After performing our calculations, we were able to obtain the following probability predictions for each year, as well as a 95% confidence interval for each year’s predictions. We have collected them in following table:
As is clearly visible in the table above, every single one of the 95% confidence intervals is substantially greater than our threshold value of .4343. This means that we are 95% confident that this area will be infested by mountain pine beetles as soon as the year 2017. We would highly recommend the CSFS to concentrate their efforts on this location so as to possibly prevent this infestation, because we are 95% confident this area will be infested.
Conclusions
After conducting our analysis, we have made a few conclusions. First, we have determined which factors, from the ones we were given, have an effect -positive or negative- on determining the probability of an area being infested by mountain pine beetles. These factors are: maximum temperature in August, precipitation, slope, and whether the region is in the NE, NC, EC, or SE regions or not. Through our findings we established these relationships, and can go forward with the knowledge that these relationships are an actuality. Second, we established that our model successfully classifies whether or not a region will be infested with mountain pine beetles. We do have a certain amount of uncertainty, but the fact that 97.5% of the areas truly infested with beetles were predicted as such is a great indicator of the predictive capabilities of our model. We are confident in the abilities of our model to predict which areas will be infested.

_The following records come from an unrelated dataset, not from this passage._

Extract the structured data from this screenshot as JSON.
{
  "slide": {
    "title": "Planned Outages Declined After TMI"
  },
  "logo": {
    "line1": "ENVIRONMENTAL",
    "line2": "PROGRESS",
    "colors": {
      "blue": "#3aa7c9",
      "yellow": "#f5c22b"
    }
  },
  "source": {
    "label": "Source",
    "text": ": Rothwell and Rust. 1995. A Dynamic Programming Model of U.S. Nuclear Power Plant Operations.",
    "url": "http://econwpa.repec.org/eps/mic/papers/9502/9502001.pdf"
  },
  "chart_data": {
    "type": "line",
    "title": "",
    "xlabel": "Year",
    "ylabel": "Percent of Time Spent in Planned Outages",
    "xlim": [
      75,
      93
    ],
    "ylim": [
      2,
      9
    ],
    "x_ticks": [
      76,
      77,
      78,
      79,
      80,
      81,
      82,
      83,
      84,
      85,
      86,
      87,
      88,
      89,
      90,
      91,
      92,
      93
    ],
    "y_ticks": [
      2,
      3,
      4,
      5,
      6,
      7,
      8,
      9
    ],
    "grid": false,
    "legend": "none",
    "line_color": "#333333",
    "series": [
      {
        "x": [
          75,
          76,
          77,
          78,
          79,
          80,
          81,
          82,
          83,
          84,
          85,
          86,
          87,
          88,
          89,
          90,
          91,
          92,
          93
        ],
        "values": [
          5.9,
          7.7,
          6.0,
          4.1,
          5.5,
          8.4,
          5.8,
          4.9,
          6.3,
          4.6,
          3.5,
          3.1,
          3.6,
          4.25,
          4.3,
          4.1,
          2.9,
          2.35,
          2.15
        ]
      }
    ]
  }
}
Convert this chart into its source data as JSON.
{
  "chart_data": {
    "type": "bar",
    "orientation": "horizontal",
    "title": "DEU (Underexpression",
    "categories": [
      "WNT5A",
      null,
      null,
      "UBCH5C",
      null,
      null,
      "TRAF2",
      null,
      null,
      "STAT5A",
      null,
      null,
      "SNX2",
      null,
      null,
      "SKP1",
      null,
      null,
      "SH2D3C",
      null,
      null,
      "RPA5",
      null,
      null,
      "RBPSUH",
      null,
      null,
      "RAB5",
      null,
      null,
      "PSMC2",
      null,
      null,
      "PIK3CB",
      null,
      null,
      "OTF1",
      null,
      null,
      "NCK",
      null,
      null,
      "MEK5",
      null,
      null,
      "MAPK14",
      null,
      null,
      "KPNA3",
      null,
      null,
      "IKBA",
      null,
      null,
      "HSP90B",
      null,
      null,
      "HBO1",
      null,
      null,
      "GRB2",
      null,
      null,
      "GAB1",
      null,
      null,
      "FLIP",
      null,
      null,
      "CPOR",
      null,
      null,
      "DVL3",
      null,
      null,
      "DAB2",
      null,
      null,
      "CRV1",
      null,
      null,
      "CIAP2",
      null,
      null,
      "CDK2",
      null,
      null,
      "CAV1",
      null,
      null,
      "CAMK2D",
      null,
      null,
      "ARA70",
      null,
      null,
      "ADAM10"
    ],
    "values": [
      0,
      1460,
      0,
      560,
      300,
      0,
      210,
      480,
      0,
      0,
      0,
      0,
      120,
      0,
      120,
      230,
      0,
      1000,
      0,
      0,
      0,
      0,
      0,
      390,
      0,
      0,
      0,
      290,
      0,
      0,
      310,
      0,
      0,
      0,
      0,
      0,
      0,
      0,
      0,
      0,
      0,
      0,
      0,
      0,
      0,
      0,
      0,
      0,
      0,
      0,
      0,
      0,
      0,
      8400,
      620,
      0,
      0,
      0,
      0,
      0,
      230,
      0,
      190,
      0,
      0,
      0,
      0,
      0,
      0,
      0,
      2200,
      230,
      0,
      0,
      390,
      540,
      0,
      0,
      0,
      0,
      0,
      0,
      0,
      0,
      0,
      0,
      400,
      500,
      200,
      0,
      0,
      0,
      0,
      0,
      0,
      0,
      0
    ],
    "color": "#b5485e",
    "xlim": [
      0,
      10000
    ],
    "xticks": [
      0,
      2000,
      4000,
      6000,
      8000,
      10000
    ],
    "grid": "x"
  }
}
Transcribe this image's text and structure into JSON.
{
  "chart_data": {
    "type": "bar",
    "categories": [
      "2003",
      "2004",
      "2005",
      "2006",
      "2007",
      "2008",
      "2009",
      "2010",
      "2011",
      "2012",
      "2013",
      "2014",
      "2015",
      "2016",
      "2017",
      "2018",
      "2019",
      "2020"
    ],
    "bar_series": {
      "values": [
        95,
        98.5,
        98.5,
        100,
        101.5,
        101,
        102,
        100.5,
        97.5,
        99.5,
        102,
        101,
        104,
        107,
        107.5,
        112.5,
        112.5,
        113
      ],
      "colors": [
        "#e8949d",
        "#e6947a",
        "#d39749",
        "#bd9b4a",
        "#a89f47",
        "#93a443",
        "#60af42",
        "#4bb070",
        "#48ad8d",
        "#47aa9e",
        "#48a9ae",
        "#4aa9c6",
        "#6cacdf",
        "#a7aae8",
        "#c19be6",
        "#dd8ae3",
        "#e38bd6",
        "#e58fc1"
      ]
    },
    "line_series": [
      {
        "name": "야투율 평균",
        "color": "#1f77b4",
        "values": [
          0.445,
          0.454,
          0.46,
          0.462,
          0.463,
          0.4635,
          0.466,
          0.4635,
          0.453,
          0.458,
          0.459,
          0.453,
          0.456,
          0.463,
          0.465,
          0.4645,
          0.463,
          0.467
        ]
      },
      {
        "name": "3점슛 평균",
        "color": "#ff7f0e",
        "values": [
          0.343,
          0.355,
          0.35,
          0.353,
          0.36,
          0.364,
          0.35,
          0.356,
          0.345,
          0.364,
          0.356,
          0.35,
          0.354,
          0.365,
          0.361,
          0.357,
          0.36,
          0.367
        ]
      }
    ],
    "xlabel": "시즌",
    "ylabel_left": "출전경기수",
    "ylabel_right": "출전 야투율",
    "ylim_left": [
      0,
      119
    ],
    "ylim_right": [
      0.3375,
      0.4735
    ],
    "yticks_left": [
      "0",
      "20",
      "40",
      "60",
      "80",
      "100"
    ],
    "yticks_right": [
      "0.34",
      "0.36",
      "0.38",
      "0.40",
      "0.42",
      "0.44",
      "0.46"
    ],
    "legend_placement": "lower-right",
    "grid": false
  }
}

Going forward there are a few steps that can be taken, so as to improve the abilities of our logistic regression model. Our first suggestion is to improve the measurements that are being taken into account for forecasting weather conditions. We believe that it is possible that we can improve these measurements, by possibly collecting more detailed temperature data, it is possible wind speed measurements could help determine if the wind is causing beetles to take the easier route, and thus influencing where they are infesting. Another aspect of the research that could be improved is how the data were collected. For the data set received for this analysis, the data were collected via aerial surveys. If we were able to collect data from the ground, then that will increase the reliability of the data. There are numerous possible variables that could be included, and before further studies it would be appropriate to consult with experts in the field. Another possible improvement could be to split the areas up into even smaller regions, allowing us to pinpoint more exactly what factors cause a region to be more likely to be infested.